Quote From: zimmermj

     As a 20 year old college junior, I wanted to share my opinion on condoms in schools.  I think that, coupled with a comprehensive sex education program, schools should supply condoms for the student body.  This will not encourage students who are not sexually active to become so, it will only encourage those who are to be safe and educated.
   Some insist that providing condoms to students is giving tacit permission for teen sex.  This is not true.  Teenagers are fully capable of recognizing the incredible responsibilty of pregnancy, and will use every available method to protect themselves.  By making condoms available, the school systems willbe encouraging discussions and thoughts about being sexually active. This in itself will help prevent rash actions and unwanted pregnancy.
    Also, providing condoms to students will not force them to consider having sex.  Kids in America are surrounded by sex everyday, from movies, magazines, and conversations on the playground ("You mean that goes there?").  By the time sexual education is discussed in schools, most kids have already formed a moral and ethical conscience that will help them make descisions about sex.

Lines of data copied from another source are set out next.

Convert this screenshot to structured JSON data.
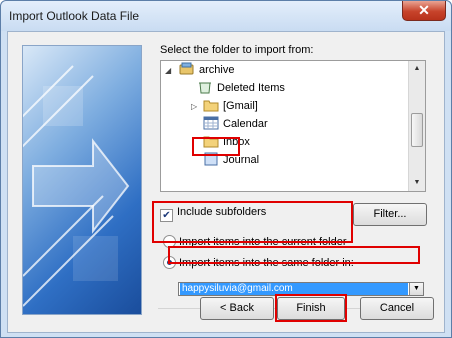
{
  "window": {
    "title": "Import Outlook Data File",
    "close_symbol": "✕"
  },
  "prompt": "Select the folder to import from:",
  "tree": {
    "items": [
      {
        "label": "archive",
        "icon": "data-file-icon"
      },
      {
        "label": "Deleted Items",
        "icon": "deleted-items-icon"
      },
      {
        "label": "[Gmail]",
        "icon": "folder-icon"
      },
      {
        "label": "Calendar",
        "icon": "calendar-icon"
      },
      {
        "label": "Inbox",
        "icon": "folder-icon"
      },
      {
        "label": "Journal",
        "icon": "journal-icon"
      }
    ],
    "expand_open": "◢",
    "expand_closed": "▷",
    "scroll_up": "▲",
    "scroll_down": "▼"
  },
  "include_subfolders": {
    "label": "Include subfolders",
    "checked": true,
    "mark": "✔"
  },
  "filter_button": "Filter...",
  "radio": {
    "current": {
      "label": "Import items into the current folder",
      "selected": false
    },
    "same": {
      "label": "Import items into the same folder in:",
      "selected": true
    }
  },
  "target_combo": {
    "value": "happysiluvia@gmail.com",
    "arrow": "▼"
  },
  "buttons": {
    "back": "< Back",
    "finish": "Finish",
    "cancel": "Cancel"
  },
  "colors": {
    "highlight": "#e00000",
    "selection": "#3399ff",
    "close": "#c7432b"
  }
}
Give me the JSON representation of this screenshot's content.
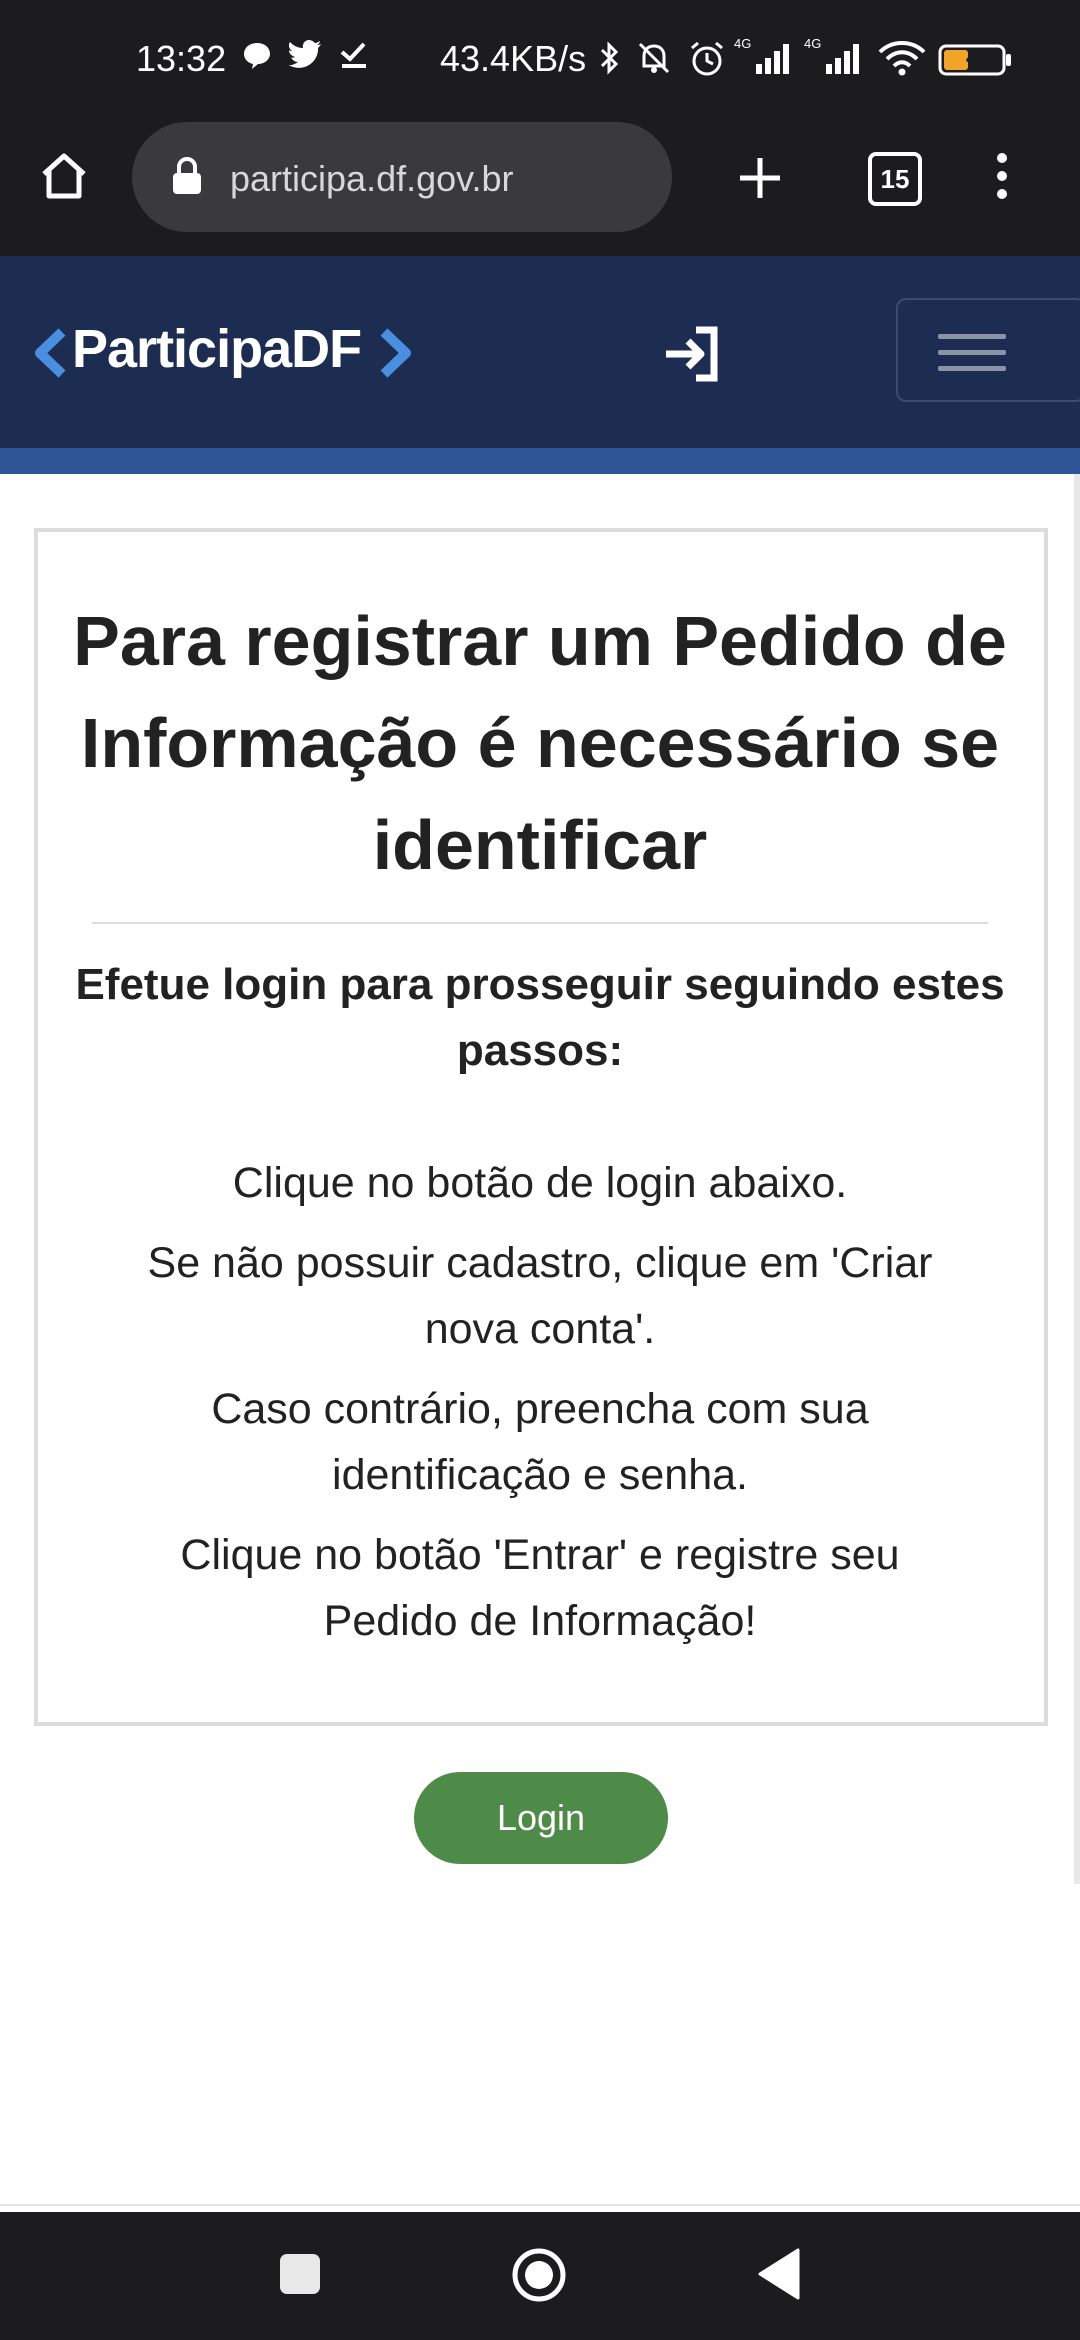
{
  "status_bar": {
    "time": "13:32",
    "network_speed": "43.4KB/s",
    "battery_level": "41",
    "icons": [
      "chat-bubble-icon",
      "twitter-icon",
      "check-icon",
      "bluetooth-icon",
      "bell-off-icon",
      "alarm-icon",
      "signal-4g-icon",
      "signal-4g-icon",
      "wifi-icon",
      "battery-icon"
    ]
  },
  "browser": {
    "url": "participa.df.gov.br",
    "tab_count": "15"
  },
  "header": {
    "logo_text": "ParticipaDF",
    "accent_color": "#1d2d52",
    "stripe_color": "#2f5596"
  },
  "card": {
    "title": "Para registrar um Pedido de Informação é necessário se identificar",
    "subtitle": "Efetue login para prosseguir seguindo estes passos:",
    "steps": [
      "Clique no botão de login abaixo.",
      "Se não possuir cadastro, clique em 'Criar nova conta'.",
      "Caso contrário, preencha com sua identificação e senha.",
      "Clique no botão 'Entrar' e registre seu Pedido de Informação!"
    ]
  },
  "login_button": {
    "label": "Login",
    "color": "#4e8b48"
  }
}
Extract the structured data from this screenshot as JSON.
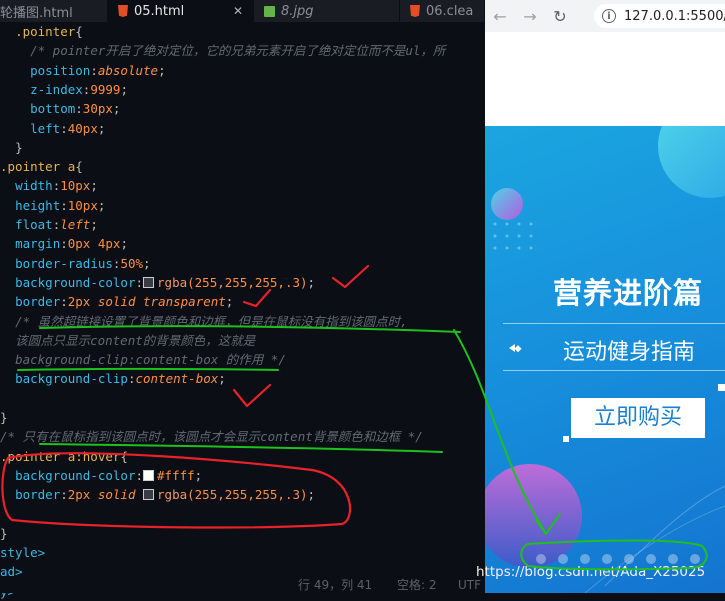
{
  "tabs": [
    {
      "label": "轮播图.html",
      "active": false
    },
    {
      "label": "05.html",
      "active": true,
      "close": "✕"
    },
    {
      "label": "8.jpg",
      "active": false
    },
    {
      "label": "06.clea",
      "active": false
    }
  ],
  "code_lines": [
    [
      {
        "t": "  "
      },
      {
        "t": ".pointer",
        "c": "sel"
      },
      {
        "t": "{",
        "c": "pun"
      }
    ],
    [
      {
        "t": "    "
      },
      {
        "t": "/* pointer开启了绝对定位，它的兄弟元素开启了绝对定位而不是ul，所",
        "c": "cm"
      }
    ],
    [
      {
        "t": "    "
      },
      {
        "t": "position",
        "c": "prop"
      },
      {
        "t": ":",
        "c": "pun"
      },
      {
        "t": "absolute",
        "c": "kw"
      },
      {
        "t": ";",
        "c": "pun"
      }
    ],
    [
      {
        "t": "    "
      },
      {
        "t": "z-index",
        "c": "prop"
      },
      {
        "t": ":",
        "c": "pun"
      },
      {
        "t": "9999",
        "c": "num"
      },
      {
        "t": ";",
        "c": "pun"
      }
    ],
    [
      {
        "t": "    "
      },
      {
        "t": "bottom",
        "c": "prop"
      },
      {
        "t": ":",
        "c": "pun"
      },
      {
        "t": "30px",
        "c": "num"
      },
      {
        "t": ";",
        "c": "pun"
      }
    ],
    [
      {
        "t": "    "
      },
      {
        "t": "left",
        "c": "prop"
      },
      {
        "t": ":",
        "c": "pun"
      },
      {
        "t": "40px",
        "c": "num"
      },
      {
        "t": ";",
        "c": "pun"
      }
    ],
    [
      {
        "t": "  "
      },
      {
        "t": "}",
        "c": "pun"
      }
    ],
    [
      {
        "t": ".pointer a",
        "c": "sel"
      },
      {
        "t": "{",
        "c": "pun"
      }
    ],
    [
      {
        "t": "  "
      },
      {
        "t": "width",
        "c": "prop"
      },
      {
        "t": ":",
        "c": "pun"
      },
      {
        "t": "10px",
        "c": "num"
      },
      {
        "t": ";",
        "c": "pun"
      }
    ],
    [
      {
        "t": "  "
      },
      {
        "t": "height",
        "c": "prop"
      },
      {
        "t": ":",
        "c": "pun"
      },
      {
        "t": "10px",
        "c": "num"
      },
      {
        "t": ";",
        "c": "pun"
      }
    ],
    [
      {
        "t": "  "
      },
      {
        "t": "float",
        "c": "prop"
      },
      {
        "t": ":",
        "c": "pun"
      },
      {
        "t": "left",
        "c": "kw"
      },
      {
        "t": ";",
        "c": "pun"
      }
    ],
    [
      {
        "t": "  "
      },
      {
        "t": "margin",
        "c": "prop"
      },
      {
        "t": ":",
        "c": "pun"
      },
      {
        "t": "0px 4px",
        "c": "num"
      },
      {
        "t": ";",
        "c": "pun"
      }
    ],
    [
      {
        "t": "  "
      },
      {
        "t": "border-radius",
        "c": "prop"
      },
      {
        "t": ":",
        "c": "pun"
      },
      {
        "t": "50%",
        "c": "num"
      },
      {
        "t": ";",
        "c": "pun"
      }
    ],
    [
      {
        "t": "  "
      },
      {
        "t": "background-color",
        "c": "prop"
      },
      {
        "t": ":",
        "c": "pun"
      },
      {
        "sw": "#3a3d43"
      },
      {
        "t": "rgba",
        "c": "fn"
      },
      {
        "t": "(255,255,255,.3)",
        "c": "num"
      },
      {
        "t": ";",
        "c": "pun"
      }
    ],
    [
      {
        "t": "  "
      },
      {
        "t": "border",
        "c": "prop"
      },
      {
        "t": ":",
        "c": "pun"
      },
      {
        "t": "2px ",
        "c": "num"
      },
      {
        "t": "solid transparent",
        "c": "kw"
      },
      {
        "t": ";",
        "c": "pun"
      }
    ],
    [
      {
        "t": "  "
      },
      {
        "t": "/* 虽然超链接设置了背景颜色和边框，但是在鼠标没有指到该圆点时,",
        "c": "cm"
      }
    ],
    [
      {
        "t": "  "
      },
      {
        "t": "该圆点只显示content的背景颜色，这就是",
        "c": "cm"
      }
    ],
    [
      {
        "t": "  "
      },
      {
        "t": "background-clip:content-box 的作用 */",
        "c": "cm"
      }
    ],
    [
      {
        "t": "  "
      },
      {
        "t": "background-clip",
        "c": "prop"
      },
      {
        "t": ":",
        "c": "pun"
      },
      {
        "t": "content-box",
        "c": "kw"
      },
      {
        "t": ";",
        "c": "pun"
      }
    ],
    [
      {
        "t": ""
      }
    ],
    [
      {
        "t": "}",
        "c": "pun"
      }
    ],
    [
      {
        "t": "/* 只有在鼠标指到该圆点时，该圆点才会显示content背景颜色和边框 */",
        "c": "cm"
      }
    ],
    [
      {
        "t": ".pointer a:hover",
        "c": "sel"
      },
      {
        "t": "{",
        "c": "pun"
      }
    ],
    [
      {
        "t": "  "
      },
      {
        "t": "background-color",
        "c": "prop"
      },
      {
        "t": ":",
        "c": "pun"
      },
      {
        "sw": "#ffffff"
      },
      {
        "t": "#ffff",
        "c": "num"
      },
      {
        "t": ";",
        "c": "pun"
      }
    ],
    [
      {
        "t": "  "
      },
      {
        "t": "border",
        "c": "prop"
      },
      {
        "t": ":",
        "c": "pun"
      },
      {
        "t": "2px ",
        "c": "num"
      },
      {
        "t": "solid ",
        "c": "kw"
      },
      {
        "sw": "#3a3d43"
      },
      {
        "t": "rgba",
        "c": "fn"
      },
      {
        "t": "(255,255,255,.3)",
        "c": "num"
      },
      {
        "t": ";",
        "c": "pun"
      }
    ],
    [
      {
        "t": ""
      }
    ],
    [
      {
        "t": "}",
        "c": "pun"
      }
    ],
    [
      {
        "t": "style>",
        "c": "tag"
      }
    ],
    [
      {
        "t": "ad>",
        "c": "tag"
      }
    ],
    [
      {
        "t": "y>",
        "c": "tag"
      }
    ]
  ],
  "status": {
    "position": "行 49，列 41",
    "spaces": "空格: 2",
    "encoding": "UTF"
  },
  "browser": {
    "back": "←",
    "forward": "→",
    "reload": "↻",
    "info": "i",
    "url": "127.0.0.1:5500/"
  },
  "banner": {
    "title": "营养进阶篇",
    "subtitle": "运动健身指南",
    "buy_button": "立即购买",
    "pointer_count": 8
  },
  "watermark": "https://blog.csdn.net/Ada_X25025",
  "colors": {
    "annotation_red": "#e8222a",
    "annotation_green": "#1ec01e",
    "banner_blue": "#1790dc"
  }
}
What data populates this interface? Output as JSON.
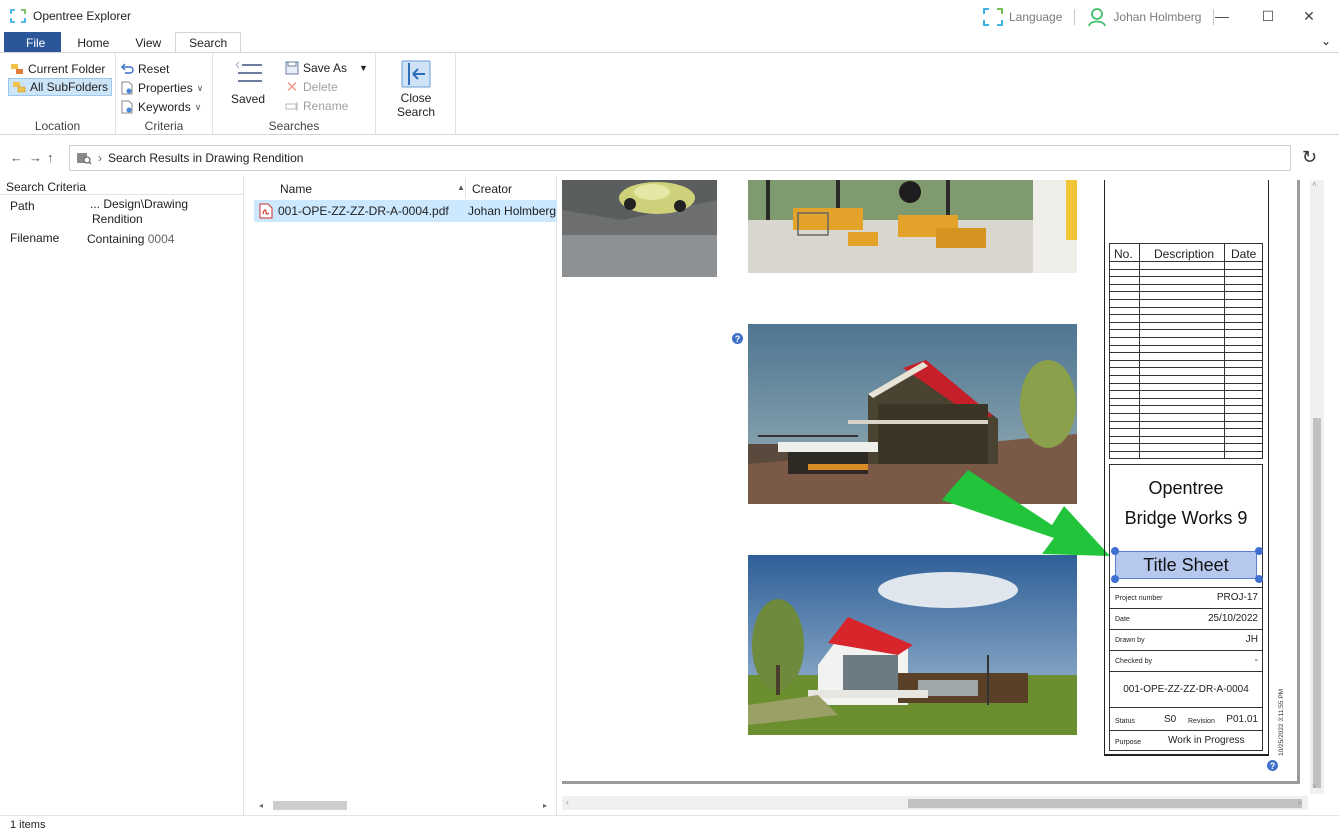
{
  "window": {
    "title": "Opentree Explorer",
    "language_label": "Language",
    "user_name": "Johan Holmberg",
    "minimize_glyph": "—",
    "maximize_glyph": "☐",
    "close_glyph": "✕",
    "collapse_glyph": "⌄"
  },
  "tabs": [
    {
      "label": "File",
      "active": false
    },
    {
      "label": "Home",
      "active": false
    },
    {
      "label": "View",
      "active": false
    },
    {
      "label": "Search",
      "active": true
    }
  ],
  "ribbon": {
    "location": {
      "label": "Location",
      "current_folder": "Current Folder",
      "all_subfolders": "All SubFolders"
    },
    "criteria": {
      "label": "Criteria",
      "reset": "Reset",
      "properties": "Properties",
      "keywords": "Keywords"
    },
    "searches": {
      "label": "Searches",
      "saved": "Saved",
      "save_as": "Save As",
      "delete": "Delete",
      "rename": "Rename"
    },
    "close_search": "Close Search"
  },
  "address": {
    "text": "Search Results in  Drawing Rendition",
    "separator": "›"
  },
  "search_criteria": {
    "header": "Search Criteria",
    "rows": [
      {
        "key": "Path",
        "value": "... Design\\Drawing",
        "value2": "Rendition"
      },
      {
        "key": "Filename",
        "value": "Containing",
        "value_extra": "0004"
      }
    ]
  },
  "file_list": {
    "columns": [
      "Name",
      "Creator"
    ],
    "sort_glyph": "▲",
    "rows": [
      {
        "name": "001-OPE-ZZ-ZZ-DR-A-0004.pdf",
        "creator": "Johan Holmberg"
      }
    ]
  },
  "preview": {
    "help_glyph": "?",
    "revision_table": {
      "headers": [
        "No.",
        "Description",
        "Date"
      ]
    },
    "company_line1": "Opentree",
    "company_line2": "Bridge Works 9",
    "sheet_title": "Title Sheet",
    "fields": [
      {
        "label": "Project number",
        "value": "PROJ-17"
      },
      {
        "label": "Date",
        "value": "25/10/2022"
      },
      {
        "label": "Drawn by",
        "value": "JH"
      },
      {
        "label": "Checked by",
        "value": "-"
      }
    ],
    "document_number": "001-OPE-ZZ-ZZ-DR-A-0004",
    "status_label": "Status",
    "status_value": "S0",
    "revision_label": "Revision",
    "revision_value": "P01.01",
    "purpose_label": "Purpose",
    "purpose_value": "Work in Progress",
    "timestamp": "10/25/2022 3:11:55 PM"
  },
  "status_bar": {
    "items_text": "1 items"
  },
  "colors": {
    "file_tab": "#2b579a",
    "selection": "#cce8ff",
    "accent_arrow": "#22c43c",
    "roof_red": "#d8252c",
    "handle_blue": "#3e6fd1"
  }
}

    I do not think it is the school's job to share opinions on the morality of pre-marital sex.  In all subjects, it is a school's job to provide facts and a safe, open-minded environment in which a child's mind can expand.  Supplying condoms for teens who choose to have sex, is, in my mind, akin to supplying football helmets to those who choose to go out for the team.
  
 Someone talked about condoms giving tacit  permission to have sex.  This person also made a connection with smoking and drug use.  I don't have kids.  But i remember being one.  My parents taught me to respect sex as a thing for marriage or at least later in life. I did not have sex at school age. I have a problem with comparing sex with drugs or smoking for this reason:  You DO NOT hope that one day your daughter will grow up, marry and have satisfying drug abuse.  You do hope she will marry and have satisfying sex - unless you are really repressed.   IT'S JUST SEX, people, not heroin.  In 5 years she'l be reading about how to do it better!
Think about it.  Suppose your daughter is responsible with condoms, has a little sex with her boyfriend, STAYS SAFE and then a few years later gets married, has her career, children, whatever.  Are you going to look back and focus on - those few times she experimented as a youth?  I hope not.  But if she gets hooked on drugs - different story. AND, if she GETS AIDS - DIFFERENT STORY!  I say, LET'S PROTECT OUR KIDS who WILL make up their own minds about sex anyway.  Let them have condoms and teach them early.  Sex is NATURAL AND SOMETHING THEY WILL SOON DO OFTEN AND LEGALLY.  One day they may be on Dr. Phil talking about how they can't enjoy sex, but they will not be on there talking about how they can't enjoy smoking.   We've got people hear defending public breast exposure for FEEDING, because it isnatural (ok, i buy that) but they refuse to picture their children being natural sexual beings.  I believe in remaining virginal until marriage - but not all children will do that.   I say to those who want to keep kids "ignorant" - DO YOU WANT MORE CHILDREN BORN OUT OF WEDLOCK  AND MORE STDS?  Kids will "outgrow" a little mutual and gentle experimentation with sex, in my opinion -  but they don't outgrow pregnancy or disease so easily.  Abstinence is BEST and my choice - and i agree there can be emotional problems with youth sex, of course.  But kids also grow up and block adolescent stuff out, IF we don't make them feel to DIRTY.  If kids WILL have sex, at least let's PROTECT THEM from long-term effects.  Thank you.